Carlos conobbe Alicia in un ristorante nel 1978. Lei 23 anni, attrice, modella; lui 36, lasciata da poco la boxe, ultimo incontro con il colombiano Rodrigo Valdéz. Cento sfide disputate, 88 vinte di cui 59 per ko nella categoria dei medi, molte vittime illustri fra cui Emile Griffith e l'italiano Nino Benvenuti in due celebri match nel '70. Monzón è spietato. Anche con sé: sul ring non torna più perché nell'animo gli manca - o spregia - la corda del patetico.
"Carlos non posso lasciarlo solo". "Ho fatto tante volte la valigia e sono andata via": Alicia lo dice in parecchie interviste nel corso di un rapporto a montagne russe, di baci, di botte e di un figlio, Maximiliano, sei anni all'epoca di quel San Valentino. Succede in un appartamento d'affitto a La Florida, Mar del Plata, il posto dei pinguini. Monzón è in vacanza. Alicia ha già fatto la valigia definitiva. Si sono separati, ma il 13 febbraio lei va a trovarlo per parlare degli alimenti al bambino.
Il muscolo rubato
Baci e botte, ma quella sera chi li vede immagina soltanto i primi. Classica coppia riconciliata. Vanno al casinò, al compleanno di un amico all'Hotel Provincial per brindare, poi ancora champagne al Club Peñarol e finalmente a casa. Qui la lite. Qui le botte spazzano i baci. E' in calle Pedro Zanni 1.567, citando non per vezzo il preciso indirizzo. Perché ancora anni dopo i turisti a La Florida vanno a fotografare il balconcino al primo piano da dove Carlos prese la moglie come un giorno il pinguino. "Come un sacco di patate" dirà un mezzo barbone alcolizzato, un cartonero che passava: Rafael Crisanto Bàez, chiamato davanti alla Corte, sarà preciso testimone. Come per un riscatto: nella baracca dove sopravvive i giornalisti trovano scritto alla parete "Ho battuto Monzón". Cade anche Carlos dal balcone, forse era ubriaco, si rompe una clavicola e le costole. Dice che non ricorda. Poi ricorda poco. Poi ricorda male.
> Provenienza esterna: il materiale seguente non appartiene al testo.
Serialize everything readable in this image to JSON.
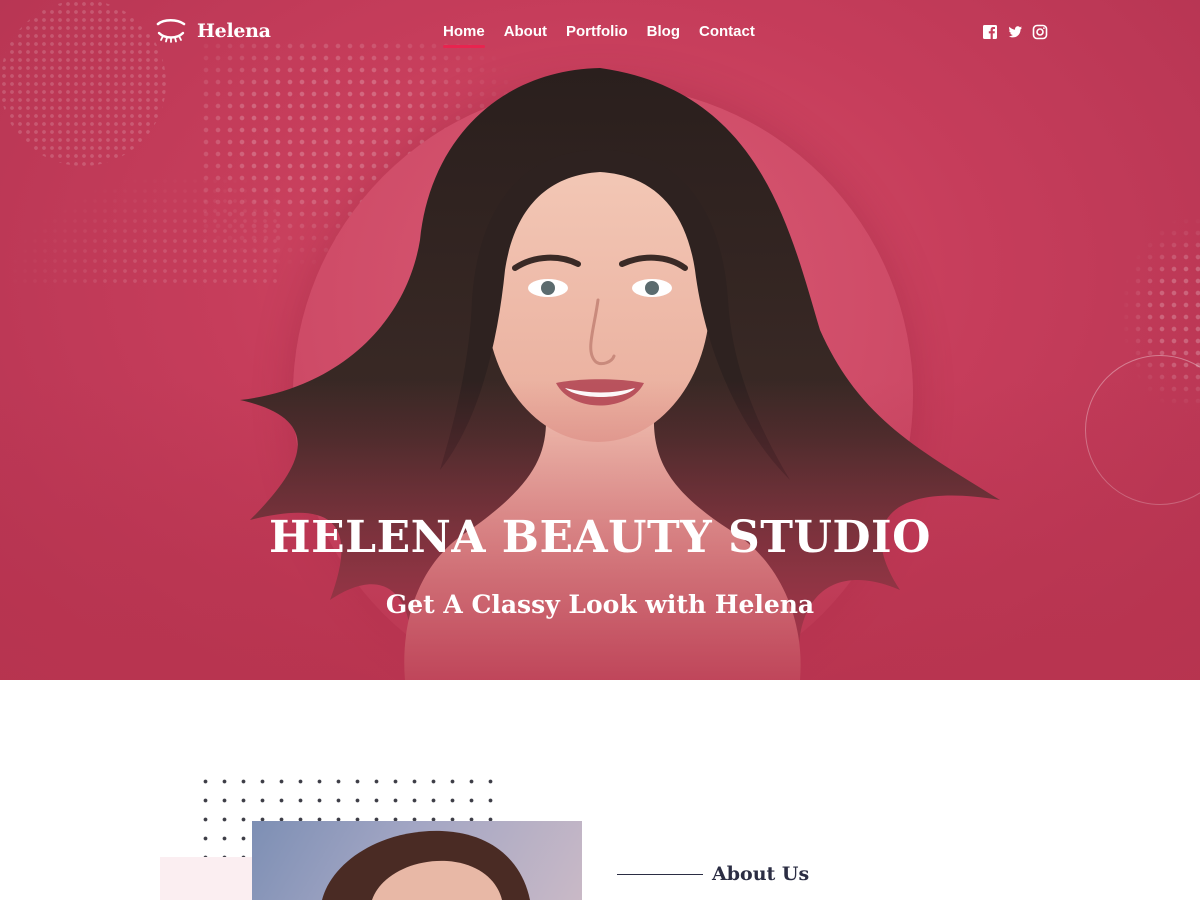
{
  "brand": {
    "name": "Helena"
  },
  "nav": {
    "items": [
      {
        "label": "Home",
        "active": true
      },
      {
        "label": "About",
        "active": false
      },
      {
        "label": "Portfolio",
        "active": false
      },
      {
        "label": "Blog",
        "active": false
      },
      {
        "label": "Contact",
        "active": false
      }
    ]
  },
  "social": [
    {
      "icon": "facebook-icon"
    },
    {
      "icon": "twitter-icon"
    },
    {
      "icon": "instagram-icon"
    }
  ],
  "hero": {
    "title": "HELENA BEAUTY STUDIO",
    "subtitle": "Get A Classy Look with Helena"
  },
  "about": {
    "heading": "About Us"
  },
  "colors": {
    "hero_bg": "#c63d5b",
    "accent": "#e8244f",
    "text_dark": "#2b2d43",
    "white": "#ffffff"
  }
}
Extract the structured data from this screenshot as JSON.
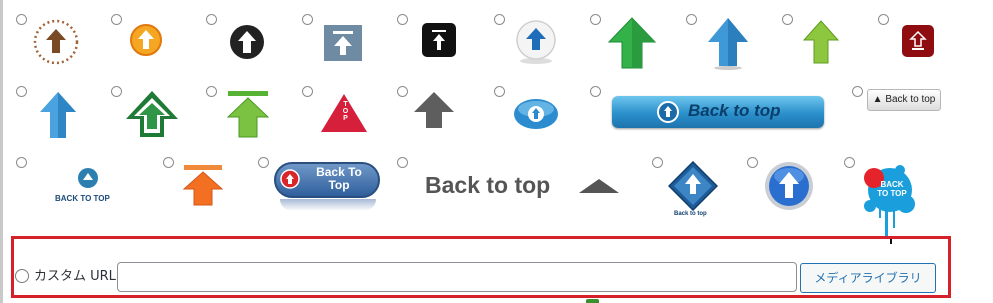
{
  "icon_options": [
    {
      "row": 1,
      "icon": "brown-dotted-circle-up-arrow-icon"
    },
    {
      "row": 1,
      "icon": "orange-circle-up-arrow-icon"
    },
    {
      "row": 1,
      "icon": "black-circle-up-arrow-icon"
    },
    {
      "row": 1,
      "icon": "gray-square-top-arrow-icon"
    },
    {
      "row": 1,
      "icon": "black-square-top-arrow-icon"
    },
    {
      "row": 1,
      "icon": "white-orb-blue-up-arrow-icon"
    },
    {
      "row": 1,
      "icon": "green-up-arrow-icon"
    },
    {
      "row": 1,
      "icon": "blue-up-arrow-icon"
    },
    {
      "row": 1,
      "icon": "lime-up-arrow-icon"
    },
    {
      "row": 1,
      "icon": "dark-red-square-up-arrow-icon"
    },
    {
      "row": 2,
      "icon": "blue-3d-up-arrow-icon"
    },
    {
      "row": 2,
      "icon": "green-outline-tree-arrow-icon"
    },
    {
      "row": 2,
      "icon": "green-bar-up-arrow-icon"
    },
    {
      "row": 2,
      "icon": "red-triangle-top-icon"
    },
    {
      "row": 2,
      "icon": "gray-up-arrow-icon"
    },
    {
      "row": 2,
      "icon": "blue-oval-up-arrow-icon"
    },
    {
      "row": 2,
      "icon": "blue-bar-back-to-top-icon"
    },
    {
      "row": 2,
      "icon": "small-back-to-top-button-icon"
    },
    {
      "row": 3,
      "icon": "blue-circle-back-to-top-icon"
    },
    {
      "row": 3,
      "icon": "orange-bar-up-arrow-icon"
    },
    {
      "row": 3,
      "icon": "blue-pill-back-to-top-icon"
    },
    {
      "row": 3,
      "icon": "back-to-top-text-triangle-icon"
    },
    {
      "row": 3,
      "icon": "blue-diamond-back-to-top-icon"
    },
    {
      "row": 3,
      "icon": "blue-glossy-circle-up-arrow-icon"
    },
    {
      "row": 3,
      "icon": "splash-back-to-top-icon"
    }
  ],
  "labels": {
    "small_button": "▲ Back to top",
    "blue_bar": "Back to top",
    "circle_label": "BACK TO TOP",
    "pill_line1": "Back To",
    "pill_line2": "Top",
    "big_text": "Back to top",
    "diamond_label": "Back to top",
    "splash_line1": "BACK",
    "splash_line2": "TO TOP",
    "triangle_label": "TOP"
  },
  "custom": {
    "label": "カスタム URL",
    "url_value": "",
    "media_button_label": "メディアライブラリ"
  },
  "colors": {
    "highlight_border": "#d6202a",
    "link_blue": "#2271b1"
  }
}
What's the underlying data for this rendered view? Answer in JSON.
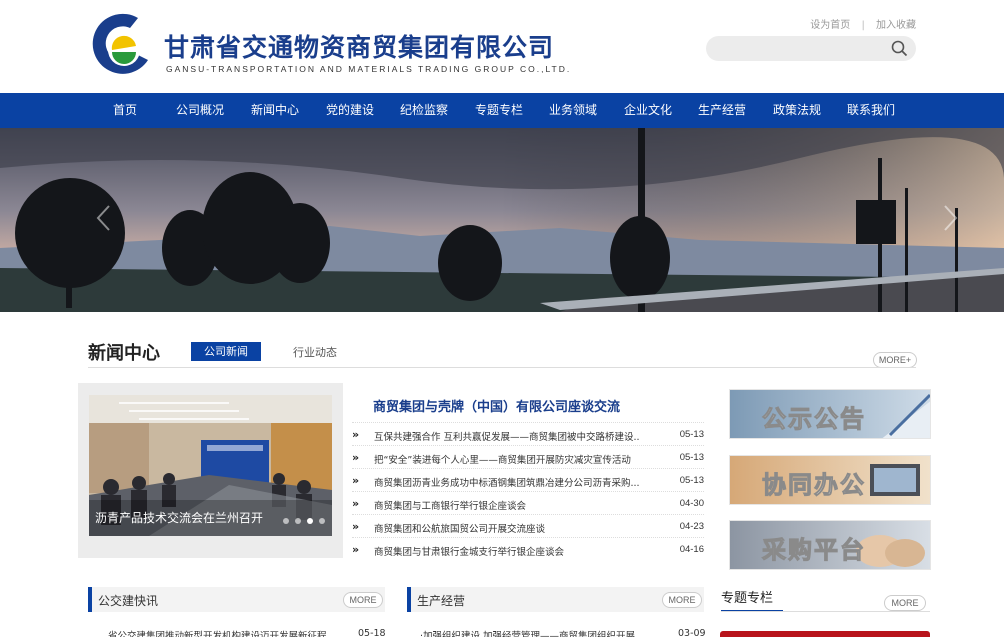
{
  "header": {
    "logo_cn": "甘肃省交通物资商贸集团有限公司",
    "logo_en": "GANSU-TRANSPORTATION AND MATERIALS TRADING GROUP CO.,LTD.",
    "link_home": "设为首页",
    "link_separator": "|",
    "link_favorite": "加入收藏",
    "search_placeholder": "",
    "search_icon": "search-icon"
  },
  "nav": {
    "items": [
      "首页",
      "公司概况",
      "新闻中心",
      "党的建设",
      "纪检监察",
      "专题专栏",
      "业务领域",
      "企业文化",
      "生产经营",
      "政策法规",
      "联系我们"
    ]
  },
  "news_center": {
    "title": "新闻中心",
    "tab_active": "公司新闻",
    "tab_other": "行业动态",
    "more": "MORE+",
    "photo_caption": "沥青产品技术交流会在兰州召开",
    "headline": "商贸集团与壳牌（中国）有限公司座谈交流",
    "list": [
      {
        "arrow": "»",
        "title": "互保共建强合作 互利共赢促发展——商贸集团被中交路桥建设...",
        "date": "05-13"
      },
      {
        "arrow": "»",
        "title": "把“安全”装进每个人心里——商贸集团开展防灾减灾宣传活动",
        "date": "05-13"
      },
      {
        "arrow": "»",
        "title": "商贸集团沥青业务成功中标酒钢集团筑鼎冶建分公司沥青采购...",
        "date": "05-13"
      },
      {
        "arrow": "»",
        "title": "商贸集团与工商银行举行银企座谈会",
        "date": "04-30"
      },
      {
        "arrow": "»",
        "title": "商贸集团和公航旅国贸公司开展交流座谈",
        "date": "04-23"
      },
      {
        "arrow": "»",
        "title": "商贸集团与甘肃银行金城支行举行银企座谈会",
        "date": "04-16"
      }
    ]
  },
  "tiles": [
    "公示公告",
    "协同办公",
    "采购平台"
  ],
  "bottom": {
    "left_title": "公交建快讯",
    "left_more": "MORE",
    "left_row_title": "省公交建集团推动新型开发机构建设迈开发展新征程",
    "left_row_date": "05-18",
    "mid_title": "生产经营",
    "mid_more": "MORE",
    "mid_row_title": "·加强组织建设 加强经营管理——商贸集团组织开展...",
    "mid_row_date": "03-09",
    "right_title": "专题专栏",
    "right_more": "MORE"
  },
  "colors": {
    "brand_blue": "#0a42a3",
    "accent_red": "#b8141b"
  }
}
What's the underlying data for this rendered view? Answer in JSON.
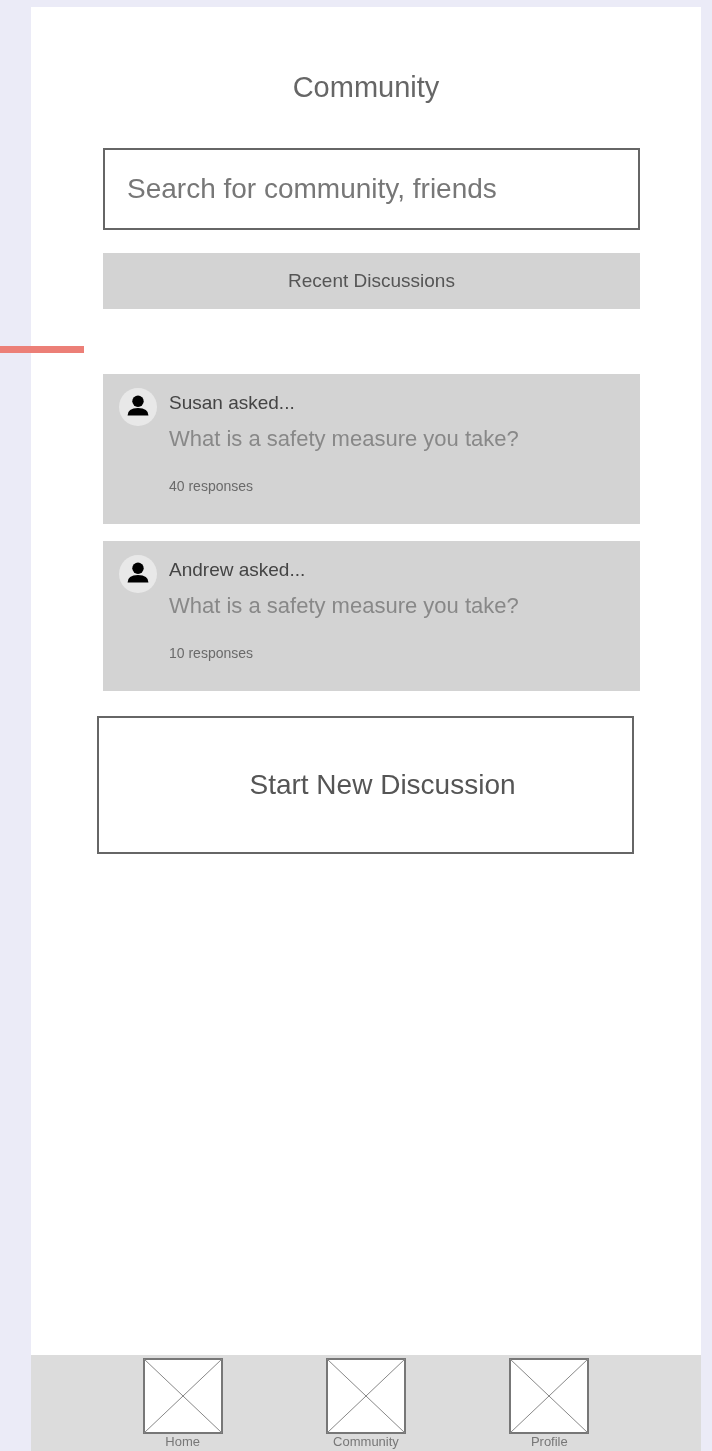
{
  "header": {
    "title": "Community"
  },
  "search": {
    "placeholder": "Search for community, friends"
  },
  "section_label": "Recent Discussions",
  "discussions": [
    {
      "author": "Susan asked...",
      "question": "What is a safety measure you take?",
      "responses": "40 responses"
    },
    {
      "author": "Andrew asked...",
      "question": "What is a safety measure you take?",
      "responses": "10 responses"
    }
  ],
  "start_button": "Start New Discussion",
  "bottom_nav": [
    {
      "label": "Home"
    },
    {
      "label": "Community"
    },
    {
      "label": "Profile"
    }
  ]
}
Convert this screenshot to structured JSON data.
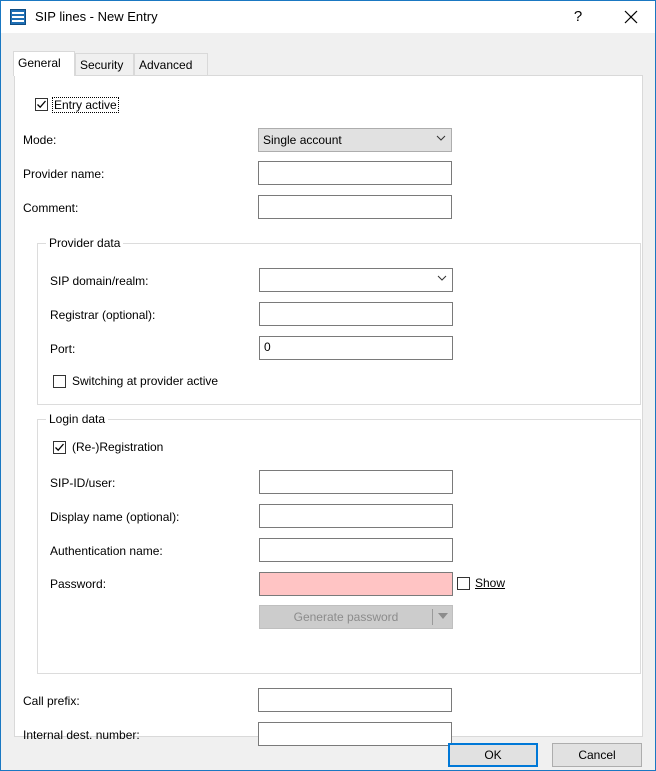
{
  "window": {
    "title": "SIP lines - New Entry",
    "help": "?",
    "close": "×"
  },
  "tabs": [
    {
      "label": "General",
      "active": true
    },
    {
      "label": "Security",
      "active": false
    },
    {
      "label": "Advanced",
      "active": false
    }
  ],
  "general": {
    "entry_active": {
      "label": "Entry active",
      "checked": true
    },
    "mode": {
      "label": "Mode:",
      "value": "Single account"
    },
    "provider_name": {
      "label": "Provider name:",
      "value": ""
    },
    "comment": {
      "label": "Comment:",
      "value": ""
    }
  },
  "provider_data": {
    "title": "Provider data",
    "sip_domain": {
      "label": "SIP domain/realm:",
      "value": ""
    },
    "registrar": {
      "label": "Registrar (optional):",
      "value": ""
    },
    "port": {
      "label": "Port:",
      "value": "0"
    },
    "switching": {
      "label": "Switching at provider active",
      "checked": false
    }
  },
  "login_data": {
    "title": "Login data",
    "registration": {
      "label": "(Re-)Registration",
      "checked": true
    },
    "sip_id": {
      "label": "SIP-ID/user:",
      "value": ""
    },
    "display_name": {
      "label": "Display name (optional):",
      "value": ""
    },
    "auth_name": {
      "label": "Authentication name:",
      "value": ""
    },
    "password": {
      "label": "Password:",
      "value": "",
      "highlight": "#ffc4c4"
    },
    "show": {
      "label": "Show",
      "checked": false
    },
    "generate_password": {
      "label": "Generate password",
      "enabled": false
    }
  },
  "bottom": {
    "call_prefix": {
      "label": "Call prefix:",
      "value": ""
    },
    "internal_dest": {
      "label": "Internal dest. number:",
      "value": ""
    }
  },
  "buttons": {
    "ok": "OK",
    "cancel": "Cancel"
  },
  "colors": {
    "window_border": "#1a78c2",
    "accent": "#0078d7",
    "error_field": "#ffc4c4"
  }
}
La foto di Alicia al suolo è cruda, persino crudele, ma i giornali argentini la sparano anche a colori e su nove colonne. Titoli tipo: "A cazzotti con l'amore", "Il primo knockout di Monzón". Un'autopsia non basta per decifrare l'accaduto: ce ne vuole una seconda a Buenos Aires. Come l'ha uccisa? Un pugno? Quello non è stato fatale: è morta strozzata e qualcuno, in un clamoroso tentativo di inquinare le prove, ha rubato al cadavere il muscolo sternocleidomastoideo sinistro dopo il primo esame necroscopico, quindi ha richiuso con una sutura alla buona. I medici incaricati della seconda autopsia se n'accorgono dai punti di cucitura che non coincidono. Il muscolo avrebbe attestato la compressione dei vasi sanguigni che blocca l'afflusso di sangue al cervello, ma il furto macabro non basta. Per i giudici l'esame dei polmoni è sufficiente.
Monzón, tra chi acclama "Coraggio campione!" e chi gli grida "Mostro!", è condannato per omicidio a undici anni il 3 luglio 1989. Tra chi grida "Campione!" l'amico Alain Delon, il quale giustifica Carlos e lo sostiene. Si diffonde la voce, ne girarono tante, che lo avrebbe fatto evadere mandandogli un elicottero.
Morirà invece l'8 gennaio '95. Colpa sua: correva come un matto in macchina mentre tornava in carcere da una battuta di caccia. Gli avevano accordato la semilibertà e dormiva nella prigione di Las Flores nella provincia di Santa Fe, dove era nato 52 anni prima poverissimo e così fragile nel fisico che nessuno avrebbe scommesso tre pesos su quel che agguantò nella vita, dall'alloro incontrastato di pugile alle numerose bellissime donne. Forse fu grazie alla puerile spietatezza che lo assassinava da sempre e che lo fece assassino.